SC Allows Woman To Proceed With Complaint Filed U/s 498A IPC At The Place She Was Residing [Read Order]

LIVELAW NEWS NETWORK

21 Sep 2019 1:46 PM GMT

  • SC Allows Woman To Proceed With Complaint Filed U/s 498A IPC At The Place She Was Residing [Read Order]

    Reiterating its view on the jurisdiction of courts entertaining complaints under Section 498A IPC, the Supreme Court allowed a woman to proceed with her complaint filed in a Court at the place where she was residing. In Priti Kumari vs. State of Bihar, the bench comprising Justice Deepak Gupta and Justice Aniruddha Bose, while allowing the appeal against the order of the High...
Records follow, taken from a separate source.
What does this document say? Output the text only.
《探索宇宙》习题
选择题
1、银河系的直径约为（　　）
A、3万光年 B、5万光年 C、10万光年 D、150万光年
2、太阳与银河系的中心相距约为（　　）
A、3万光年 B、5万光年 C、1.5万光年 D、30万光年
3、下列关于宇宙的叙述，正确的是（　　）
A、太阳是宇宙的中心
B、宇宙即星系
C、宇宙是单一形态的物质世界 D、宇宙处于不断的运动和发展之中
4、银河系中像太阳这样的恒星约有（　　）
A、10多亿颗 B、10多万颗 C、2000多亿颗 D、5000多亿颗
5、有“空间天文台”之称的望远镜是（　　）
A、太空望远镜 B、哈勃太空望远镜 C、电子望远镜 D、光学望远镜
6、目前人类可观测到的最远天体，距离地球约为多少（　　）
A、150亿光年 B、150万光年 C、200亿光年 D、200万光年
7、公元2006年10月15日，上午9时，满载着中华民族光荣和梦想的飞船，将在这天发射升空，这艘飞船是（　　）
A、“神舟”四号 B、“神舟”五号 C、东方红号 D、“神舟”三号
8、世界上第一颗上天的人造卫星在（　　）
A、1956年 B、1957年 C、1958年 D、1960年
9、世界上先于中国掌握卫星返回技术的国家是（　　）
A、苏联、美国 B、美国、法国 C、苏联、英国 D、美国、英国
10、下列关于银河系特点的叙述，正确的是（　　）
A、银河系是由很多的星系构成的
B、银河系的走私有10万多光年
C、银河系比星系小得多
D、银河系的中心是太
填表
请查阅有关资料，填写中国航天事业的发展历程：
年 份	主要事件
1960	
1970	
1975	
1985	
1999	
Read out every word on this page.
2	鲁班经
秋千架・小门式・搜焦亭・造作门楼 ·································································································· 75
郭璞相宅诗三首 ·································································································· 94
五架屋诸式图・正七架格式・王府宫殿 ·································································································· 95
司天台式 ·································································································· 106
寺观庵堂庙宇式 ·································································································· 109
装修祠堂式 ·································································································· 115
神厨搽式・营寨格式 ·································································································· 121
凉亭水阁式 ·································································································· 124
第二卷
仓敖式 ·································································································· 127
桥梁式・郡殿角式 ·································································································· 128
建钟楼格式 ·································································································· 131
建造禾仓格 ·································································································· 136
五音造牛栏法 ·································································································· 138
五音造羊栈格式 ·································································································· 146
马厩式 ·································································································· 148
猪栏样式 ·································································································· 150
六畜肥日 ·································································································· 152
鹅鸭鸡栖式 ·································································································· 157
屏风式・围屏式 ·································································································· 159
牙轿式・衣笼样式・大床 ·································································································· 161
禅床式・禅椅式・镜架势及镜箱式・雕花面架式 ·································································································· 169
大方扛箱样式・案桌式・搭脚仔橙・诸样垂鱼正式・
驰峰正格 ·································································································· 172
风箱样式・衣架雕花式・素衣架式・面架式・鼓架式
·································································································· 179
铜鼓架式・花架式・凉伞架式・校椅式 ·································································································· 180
    Reiterating its view on the jurisdiction of courts entertaining complaints under Section 498A IPC, the Supreme Court allowed a woman to proceed with her complaint filed in a Court at the place where she was residing.

    In Priti Kumari vs. State of Bihar, the bench comprising Justice Deepak Gupta and Justice Aniruddha Bose, while allowing the appeal against the order of the High Court which held that no cause of action has arisen where she was residing, observed that the matter is squarely covered by the judgment in Rupali Devi v. State of U.P.
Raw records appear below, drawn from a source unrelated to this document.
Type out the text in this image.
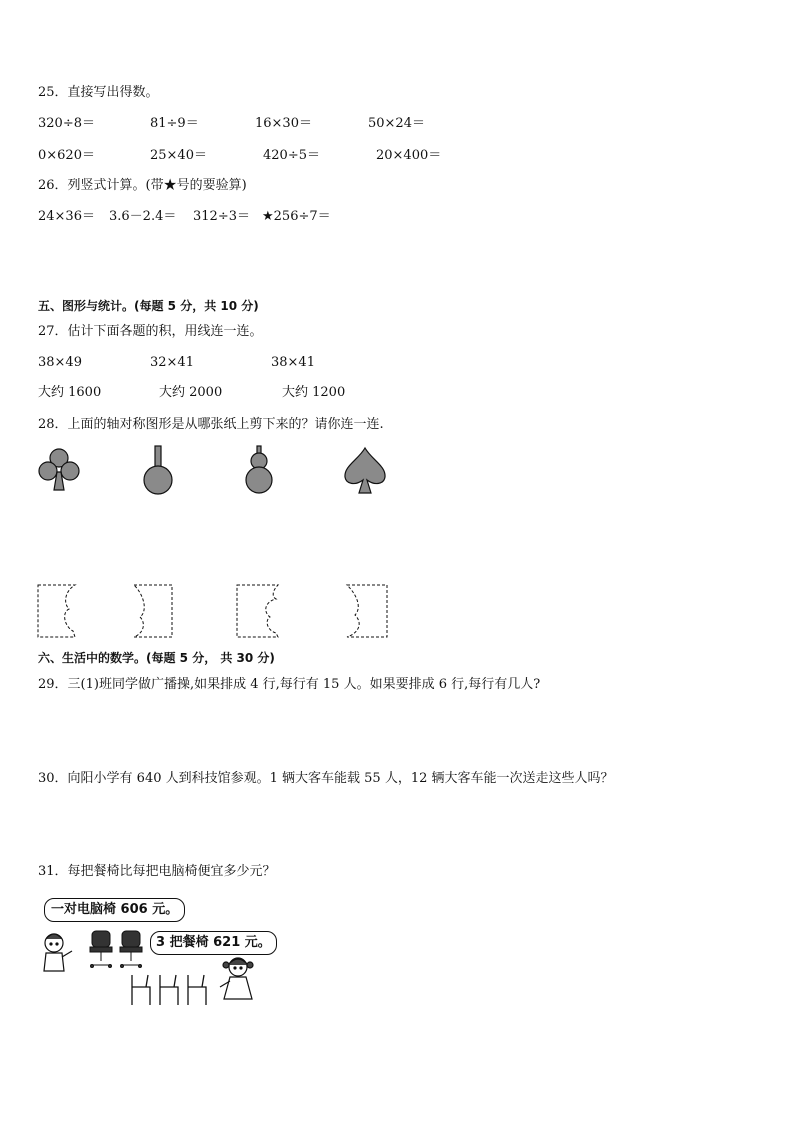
25．直接写出得数。
320÷8＝	81÷9＝	16×30＝	50×24＝
0×620＝	25×40＝	420÷5＝	20×400＝
26．列竖式计算。(带★号的要验算)
24×36＝ 3.6－2.4＝ 312÷3＝ ★256÷7＝
五、图形与统计。(每题 5 分，共 10 分)
27．估计下面各题的积，用线连一连。
38×49	32×41	38×41
大约 1600	大约 2000	大约 1200
28．上面的轴对称图形是从哪张纸上剪下来的？请你连一连.
六、生活中的数学。(每题 5 分， 共 30 分)
29．三(1)班同学做广播操,如果排成 4 行,每行有 15 人。如果要排成 6 行,每行有几人?
30．向阳小学有 640 人到科技馆参观。1 辆大客车能载 55 人，12 辆大客车能一次送走这些人吗？
31．每把餐椅比每把电脑椅便宜多少元？
一对电脑椅 606 元。
3 把餐椅 621 元。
    In Rupali Devi, it was held by a three judge bench that the courts at the place where the wife takes shelter after leaving or driven away from the matrimonial home on account of acts of cruelty committed by the husband or his relatives, would, dependent on the factual situation, also have jurisdiction to entertain a complaint alleging commission of offences under Section 498A of the Indian Penal Code.

    The High Court, in this case [which was decided before the judgment in Rupali Devi was delivered], had allowed the petition filed by her husband, noticing that all the alleged acts of cruelty had taken place in the matrimonial house of the complainant or at the place of posting of her husband, there would be no applicability of Sections 178 and 179 of the Cr.P.C. if no part of "cause of action" has accrued in that city.
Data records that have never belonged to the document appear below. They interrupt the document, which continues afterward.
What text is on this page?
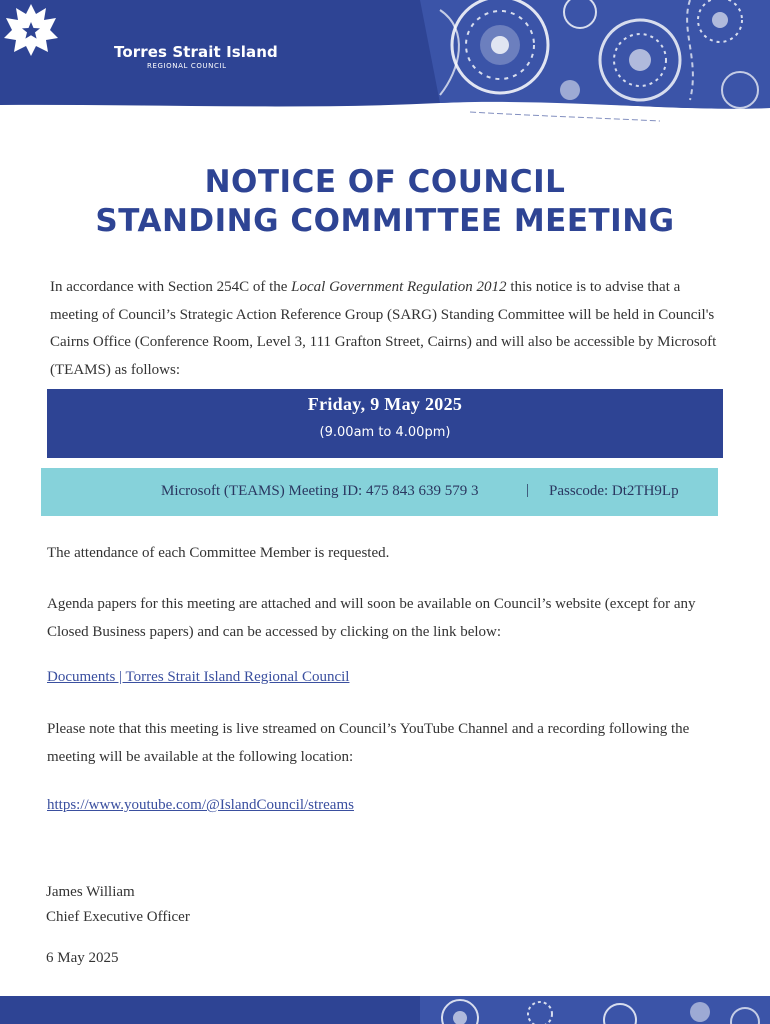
Torres Strait Island
REGIONAL COUNCIL
NOTICE OF COUNCIL
STANDING COMMITTEE MEETING
In accordance with Section 254C of the Local Government Regulation 2012 this notice is to advise that a meeting of Council’s Strategic Action Reference Group (SARG) Standing Committee will be held in Council's Cairns Office (Conference Room, Level 3, 111 Grafton Street, Cairns) and will also be accessible by Microsoft (TEAMS) as follows:
Friday, 9 May 2025
(9.00am to 4.00pm)
Microsoft (TEAMS) Meeting ID: 475 843 639 579 3	| Passcode: Dt2TH9Lp
The attendance of each Committee Member is requested.
Agenda papers for this meeting are attached and will soon be available on Council’s website (except for any Closed Business papers) and can be accessed by clicking on the link below:
Documents | Torres Strait Island Regional Council
Please note that this meeting is live streamed on Council’s YouTube Channel and a recording following the meeting will be available at the following location:
https://www.youtube.com/@IslandCouncil/streams
James William
Chief Executive Officer
6 May 2025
    In Rupali Devi, the bench had also observed:

    "Even if the acts of physical cruelty committed in the matrimonial house may have ceased and such acts do not occur at the parental home, there can be no doubt that the mental trauma and the psychological distress cause by the acts of the husband including verbal exchanges, if any, that had compelled the wife to leave the matrimonial home and take shelter with her parents would continue to persist at the parental home. Mental cruelty borne out of physical cruelty or abusive and humiliating verbal exchanges would continue in the parental home even though there may not be any overt act of physical cruelty at such place."